The New York Times: “What turns ordinary shoppers into dangerous mobs? Social scientists and psychologists are trying to find out. Sharron Lennon, a professor in the merchandising program at Indiana University, became interested in studying consumer misbehavior after seeing news reports a few years back about fights breaking out at her local mall … Dr. Lennon speculates that feelings of unfairness drove many of these shoppers to behave the way they did. Shopping and the retail-consumer relationship, she said, is expected to be an equitable exchange of a good for payment. Any violation of the exchange can evoke strong feelings of inequality.”
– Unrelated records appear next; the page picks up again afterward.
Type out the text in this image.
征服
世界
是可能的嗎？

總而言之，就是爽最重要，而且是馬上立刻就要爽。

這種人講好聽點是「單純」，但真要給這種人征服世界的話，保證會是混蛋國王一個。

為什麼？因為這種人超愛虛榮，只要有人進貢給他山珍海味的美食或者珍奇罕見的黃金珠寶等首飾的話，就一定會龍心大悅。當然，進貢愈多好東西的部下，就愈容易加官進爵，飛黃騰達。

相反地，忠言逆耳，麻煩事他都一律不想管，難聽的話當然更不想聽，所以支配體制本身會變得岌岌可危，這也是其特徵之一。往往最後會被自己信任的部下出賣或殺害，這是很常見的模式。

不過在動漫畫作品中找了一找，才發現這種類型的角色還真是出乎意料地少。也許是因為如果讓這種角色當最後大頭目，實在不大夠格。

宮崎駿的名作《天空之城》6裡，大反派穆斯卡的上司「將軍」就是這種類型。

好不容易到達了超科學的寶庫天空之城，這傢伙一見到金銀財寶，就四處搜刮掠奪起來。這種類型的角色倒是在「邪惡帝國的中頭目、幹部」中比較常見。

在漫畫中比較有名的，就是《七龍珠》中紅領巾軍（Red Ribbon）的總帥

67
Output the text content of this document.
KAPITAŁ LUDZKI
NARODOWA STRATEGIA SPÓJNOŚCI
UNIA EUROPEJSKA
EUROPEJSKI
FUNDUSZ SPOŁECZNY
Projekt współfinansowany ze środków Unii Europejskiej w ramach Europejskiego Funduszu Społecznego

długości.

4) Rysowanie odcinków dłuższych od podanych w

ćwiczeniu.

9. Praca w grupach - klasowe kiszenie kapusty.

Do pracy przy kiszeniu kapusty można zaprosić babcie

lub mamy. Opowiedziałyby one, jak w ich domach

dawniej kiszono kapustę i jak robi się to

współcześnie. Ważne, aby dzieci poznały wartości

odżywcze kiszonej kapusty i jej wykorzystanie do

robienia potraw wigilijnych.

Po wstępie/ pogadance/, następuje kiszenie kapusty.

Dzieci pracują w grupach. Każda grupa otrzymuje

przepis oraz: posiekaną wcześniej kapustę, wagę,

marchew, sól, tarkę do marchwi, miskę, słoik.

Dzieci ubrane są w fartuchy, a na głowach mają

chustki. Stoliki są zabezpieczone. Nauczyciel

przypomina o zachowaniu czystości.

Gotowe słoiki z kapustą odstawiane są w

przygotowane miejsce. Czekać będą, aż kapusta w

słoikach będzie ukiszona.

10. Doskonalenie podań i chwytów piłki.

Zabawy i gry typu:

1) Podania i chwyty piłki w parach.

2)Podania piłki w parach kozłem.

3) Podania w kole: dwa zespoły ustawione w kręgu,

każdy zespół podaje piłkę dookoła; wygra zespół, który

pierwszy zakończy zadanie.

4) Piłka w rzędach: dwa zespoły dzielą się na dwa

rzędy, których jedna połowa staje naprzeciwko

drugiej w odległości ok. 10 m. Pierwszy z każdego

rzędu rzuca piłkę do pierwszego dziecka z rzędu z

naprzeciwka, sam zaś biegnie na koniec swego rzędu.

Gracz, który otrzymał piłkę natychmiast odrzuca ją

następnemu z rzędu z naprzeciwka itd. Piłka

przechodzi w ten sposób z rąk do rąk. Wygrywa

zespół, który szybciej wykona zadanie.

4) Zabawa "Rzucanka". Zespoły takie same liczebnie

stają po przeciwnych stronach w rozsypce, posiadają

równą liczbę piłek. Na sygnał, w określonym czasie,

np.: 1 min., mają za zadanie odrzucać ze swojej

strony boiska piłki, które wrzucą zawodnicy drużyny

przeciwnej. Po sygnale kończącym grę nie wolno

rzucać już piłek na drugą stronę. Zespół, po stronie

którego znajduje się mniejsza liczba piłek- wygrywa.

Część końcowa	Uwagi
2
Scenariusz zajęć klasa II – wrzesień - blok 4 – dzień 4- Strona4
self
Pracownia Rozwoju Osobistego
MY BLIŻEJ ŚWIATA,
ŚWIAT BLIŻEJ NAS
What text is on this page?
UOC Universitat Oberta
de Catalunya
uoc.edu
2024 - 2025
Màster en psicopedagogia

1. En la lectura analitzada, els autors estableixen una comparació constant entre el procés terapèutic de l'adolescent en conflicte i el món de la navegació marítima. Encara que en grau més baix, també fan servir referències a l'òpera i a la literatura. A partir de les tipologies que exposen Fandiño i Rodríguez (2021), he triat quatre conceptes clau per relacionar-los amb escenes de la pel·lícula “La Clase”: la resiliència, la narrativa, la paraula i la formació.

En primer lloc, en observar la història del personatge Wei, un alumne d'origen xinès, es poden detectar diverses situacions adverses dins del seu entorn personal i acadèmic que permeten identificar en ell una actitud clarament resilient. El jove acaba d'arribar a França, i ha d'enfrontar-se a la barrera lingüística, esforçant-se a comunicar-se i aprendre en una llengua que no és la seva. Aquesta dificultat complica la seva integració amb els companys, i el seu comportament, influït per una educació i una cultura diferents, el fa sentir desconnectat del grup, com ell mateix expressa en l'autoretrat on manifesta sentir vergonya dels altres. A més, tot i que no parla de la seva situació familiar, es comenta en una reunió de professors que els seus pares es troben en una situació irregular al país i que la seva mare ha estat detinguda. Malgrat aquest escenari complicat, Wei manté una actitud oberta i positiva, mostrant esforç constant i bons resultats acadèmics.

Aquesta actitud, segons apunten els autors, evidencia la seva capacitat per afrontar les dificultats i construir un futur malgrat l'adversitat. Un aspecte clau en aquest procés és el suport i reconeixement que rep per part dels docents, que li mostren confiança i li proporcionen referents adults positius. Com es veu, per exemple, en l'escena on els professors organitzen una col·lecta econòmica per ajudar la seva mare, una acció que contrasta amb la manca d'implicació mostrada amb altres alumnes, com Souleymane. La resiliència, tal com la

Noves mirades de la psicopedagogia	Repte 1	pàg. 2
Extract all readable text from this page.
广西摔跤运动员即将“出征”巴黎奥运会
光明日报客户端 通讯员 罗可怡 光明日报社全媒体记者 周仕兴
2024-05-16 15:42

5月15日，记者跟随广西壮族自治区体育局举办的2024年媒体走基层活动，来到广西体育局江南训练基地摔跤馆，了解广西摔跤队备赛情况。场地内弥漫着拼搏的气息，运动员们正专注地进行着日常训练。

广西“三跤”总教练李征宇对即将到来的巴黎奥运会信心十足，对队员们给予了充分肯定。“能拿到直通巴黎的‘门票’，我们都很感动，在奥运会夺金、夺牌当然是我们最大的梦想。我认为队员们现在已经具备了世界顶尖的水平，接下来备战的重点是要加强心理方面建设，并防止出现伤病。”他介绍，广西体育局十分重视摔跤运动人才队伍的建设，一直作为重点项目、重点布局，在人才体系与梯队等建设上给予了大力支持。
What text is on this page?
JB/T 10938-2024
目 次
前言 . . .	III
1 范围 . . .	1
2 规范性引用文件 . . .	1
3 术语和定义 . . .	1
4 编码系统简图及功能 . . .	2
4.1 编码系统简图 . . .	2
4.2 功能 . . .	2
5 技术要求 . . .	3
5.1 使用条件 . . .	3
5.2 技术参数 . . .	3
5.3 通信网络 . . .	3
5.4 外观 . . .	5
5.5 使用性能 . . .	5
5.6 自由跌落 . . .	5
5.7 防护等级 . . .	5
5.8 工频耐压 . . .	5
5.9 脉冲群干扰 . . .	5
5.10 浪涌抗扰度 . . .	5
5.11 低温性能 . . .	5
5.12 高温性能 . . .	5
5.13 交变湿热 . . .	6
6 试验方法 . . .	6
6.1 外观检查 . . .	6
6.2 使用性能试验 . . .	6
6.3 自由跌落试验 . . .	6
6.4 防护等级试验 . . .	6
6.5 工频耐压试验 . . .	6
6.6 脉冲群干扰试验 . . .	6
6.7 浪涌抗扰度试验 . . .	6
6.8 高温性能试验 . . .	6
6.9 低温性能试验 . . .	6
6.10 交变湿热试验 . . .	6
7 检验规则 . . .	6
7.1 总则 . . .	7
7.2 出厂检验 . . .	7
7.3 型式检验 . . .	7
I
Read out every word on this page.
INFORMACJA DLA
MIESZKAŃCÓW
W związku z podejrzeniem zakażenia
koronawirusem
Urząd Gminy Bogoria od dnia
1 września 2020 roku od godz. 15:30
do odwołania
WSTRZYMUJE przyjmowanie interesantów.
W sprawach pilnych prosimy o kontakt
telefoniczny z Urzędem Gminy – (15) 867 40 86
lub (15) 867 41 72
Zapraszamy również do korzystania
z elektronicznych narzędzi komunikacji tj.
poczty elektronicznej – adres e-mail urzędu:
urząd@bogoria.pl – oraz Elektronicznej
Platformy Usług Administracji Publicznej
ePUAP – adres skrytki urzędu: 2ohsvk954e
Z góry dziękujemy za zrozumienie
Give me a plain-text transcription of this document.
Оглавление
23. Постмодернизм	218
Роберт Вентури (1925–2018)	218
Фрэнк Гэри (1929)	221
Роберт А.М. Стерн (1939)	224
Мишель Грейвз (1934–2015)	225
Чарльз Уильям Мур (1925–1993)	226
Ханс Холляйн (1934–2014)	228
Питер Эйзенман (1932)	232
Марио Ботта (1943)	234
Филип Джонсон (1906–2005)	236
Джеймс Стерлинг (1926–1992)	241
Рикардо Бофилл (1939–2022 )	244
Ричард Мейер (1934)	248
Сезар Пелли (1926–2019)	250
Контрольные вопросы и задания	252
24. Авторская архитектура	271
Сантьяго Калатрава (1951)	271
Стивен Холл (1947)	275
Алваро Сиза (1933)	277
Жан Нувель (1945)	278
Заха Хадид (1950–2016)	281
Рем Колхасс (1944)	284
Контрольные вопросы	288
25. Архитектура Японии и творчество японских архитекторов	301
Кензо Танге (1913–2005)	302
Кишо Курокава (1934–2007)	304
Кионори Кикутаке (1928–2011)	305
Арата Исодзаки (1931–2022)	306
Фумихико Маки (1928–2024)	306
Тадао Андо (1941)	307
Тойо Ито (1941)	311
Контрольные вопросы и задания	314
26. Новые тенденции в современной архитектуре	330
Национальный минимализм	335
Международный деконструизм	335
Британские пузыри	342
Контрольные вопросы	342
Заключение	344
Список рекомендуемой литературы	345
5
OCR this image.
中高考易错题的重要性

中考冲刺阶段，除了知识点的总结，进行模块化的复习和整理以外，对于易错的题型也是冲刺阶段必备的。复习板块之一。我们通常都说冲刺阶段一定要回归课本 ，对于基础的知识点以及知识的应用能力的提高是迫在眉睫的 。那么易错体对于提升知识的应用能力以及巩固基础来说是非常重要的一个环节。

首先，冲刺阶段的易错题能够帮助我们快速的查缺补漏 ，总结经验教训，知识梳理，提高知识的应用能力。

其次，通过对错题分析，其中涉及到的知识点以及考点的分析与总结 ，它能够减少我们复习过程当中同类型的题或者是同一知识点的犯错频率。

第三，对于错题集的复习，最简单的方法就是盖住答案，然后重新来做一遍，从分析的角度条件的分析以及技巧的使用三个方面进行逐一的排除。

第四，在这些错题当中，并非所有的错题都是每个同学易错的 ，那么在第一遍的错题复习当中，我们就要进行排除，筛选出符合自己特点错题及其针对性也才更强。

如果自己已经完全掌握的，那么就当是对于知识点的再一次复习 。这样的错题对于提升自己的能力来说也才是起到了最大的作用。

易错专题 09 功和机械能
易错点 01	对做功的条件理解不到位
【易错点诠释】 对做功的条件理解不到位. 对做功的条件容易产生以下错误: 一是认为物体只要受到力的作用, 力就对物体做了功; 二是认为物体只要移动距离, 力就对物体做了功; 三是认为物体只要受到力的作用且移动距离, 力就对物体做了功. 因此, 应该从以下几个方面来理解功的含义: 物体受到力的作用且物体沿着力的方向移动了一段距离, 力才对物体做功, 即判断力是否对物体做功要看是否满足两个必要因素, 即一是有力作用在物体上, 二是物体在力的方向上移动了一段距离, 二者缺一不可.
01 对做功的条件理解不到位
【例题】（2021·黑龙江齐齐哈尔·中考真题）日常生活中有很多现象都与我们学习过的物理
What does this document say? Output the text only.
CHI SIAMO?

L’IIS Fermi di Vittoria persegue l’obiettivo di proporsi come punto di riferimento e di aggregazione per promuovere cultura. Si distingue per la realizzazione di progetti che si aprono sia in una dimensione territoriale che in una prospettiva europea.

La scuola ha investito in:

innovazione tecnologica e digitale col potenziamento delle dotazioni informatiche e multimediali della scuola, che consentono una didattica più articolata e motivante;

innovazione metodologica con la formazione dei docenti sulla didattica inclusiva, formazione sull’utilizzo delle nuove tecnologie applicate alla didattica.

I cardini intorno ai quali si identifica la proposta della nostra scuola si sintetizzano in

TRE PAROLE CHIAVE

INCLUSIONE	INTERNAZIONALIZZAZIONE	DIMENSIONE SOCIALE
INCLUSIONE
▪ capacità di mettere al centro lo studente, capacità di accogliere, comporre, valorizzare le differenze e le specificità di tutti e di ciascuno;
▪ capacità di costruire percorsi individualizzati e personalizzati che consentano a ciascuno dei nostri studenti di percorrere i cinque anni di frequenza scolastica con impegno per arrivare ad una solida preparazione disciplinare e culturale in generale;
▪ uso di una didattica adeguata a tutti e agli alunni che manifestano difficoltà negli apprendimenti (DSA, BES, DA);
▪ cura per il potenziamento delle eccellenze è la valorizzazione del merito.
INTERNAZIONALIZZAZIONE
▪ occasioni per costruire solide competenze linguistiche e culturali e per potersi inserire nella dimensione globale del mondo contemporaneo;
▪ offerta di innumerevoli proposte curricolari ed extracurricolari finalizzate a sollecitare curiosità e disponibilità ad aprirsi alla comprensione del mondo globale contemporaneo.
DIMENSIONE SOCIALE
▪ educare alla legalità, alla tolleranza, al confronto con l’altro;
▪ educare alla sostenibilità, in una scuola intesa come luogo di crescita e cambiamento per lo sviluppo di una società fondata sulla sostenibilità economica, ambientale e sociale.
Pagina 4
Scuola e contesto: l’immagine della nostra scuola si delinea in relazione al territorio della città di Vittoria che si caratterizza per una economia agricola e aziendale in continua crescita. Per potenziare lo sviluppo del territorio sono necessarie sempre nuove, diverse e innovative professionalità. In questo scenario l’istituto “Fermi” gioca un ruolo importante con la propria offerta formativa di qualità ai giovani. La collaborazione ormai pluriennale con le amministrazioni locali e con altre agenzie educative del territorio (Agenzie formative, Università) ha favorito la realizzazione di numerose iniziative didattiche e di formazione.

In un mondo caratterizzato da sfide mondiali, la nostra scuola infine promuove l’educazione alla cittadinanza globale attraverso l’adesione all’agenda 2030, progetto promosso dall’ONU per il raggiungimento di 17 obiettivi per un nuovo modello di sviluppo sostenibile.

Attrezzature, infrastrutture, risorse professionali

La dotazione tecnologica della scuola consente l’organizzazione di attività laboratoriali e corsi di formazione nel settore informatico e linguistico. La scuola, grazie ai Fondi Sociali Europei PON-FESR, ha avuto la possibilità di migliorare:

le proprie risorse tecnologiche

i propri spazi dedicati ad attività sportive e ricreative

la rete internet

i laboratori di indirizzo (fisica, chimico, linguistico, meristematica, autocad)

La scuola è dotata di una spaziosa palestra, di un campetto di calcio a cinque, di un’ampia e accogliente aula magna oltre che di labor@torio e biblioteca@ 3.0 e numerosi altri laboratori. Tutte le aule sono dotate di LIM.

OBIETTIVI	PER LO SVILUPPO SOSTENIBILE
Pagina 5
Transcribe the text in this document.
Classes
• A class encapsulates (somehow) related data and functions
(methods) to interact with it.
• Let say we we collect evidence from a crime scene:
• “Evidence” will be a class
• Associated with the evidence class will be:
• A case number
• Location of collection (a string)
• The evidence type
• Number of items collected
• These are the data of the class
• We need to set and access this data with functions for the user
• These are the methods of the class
“When a store failed to properly stock advertised ‘doorbusters,’ when sale prices weren’t honored, such as being denied an early bird discount at checkout even though they were in line before the sale expired, or when they failed to obtain an advertised item or failed to receive the discounts they anticipated, Black Friday shoppers were most likely to misbehave. In a follow-up study, Dr. Lennon … found that those who felt other customers were being ‘unpleasant’ were more likely to feel the store was being unfair — and were more likely to become uncivil themselves.”

“Perceptions of scarcity are also a driving factor in consumer misbehavior, said Bridget Nichols, an associate professor of marketing and sports business at Northern Kentucky University. When consumers feel a product is scarce, they value it more. And Black Friday is designed to offer limited amounts of products for a limited amount of time, thus heightening the sense of urgency, she said … Sharing the Black Friday ritual with friends and family can create a similar sense of tribal bonding, Dr. Nichols said, and reinforce bad behavior.”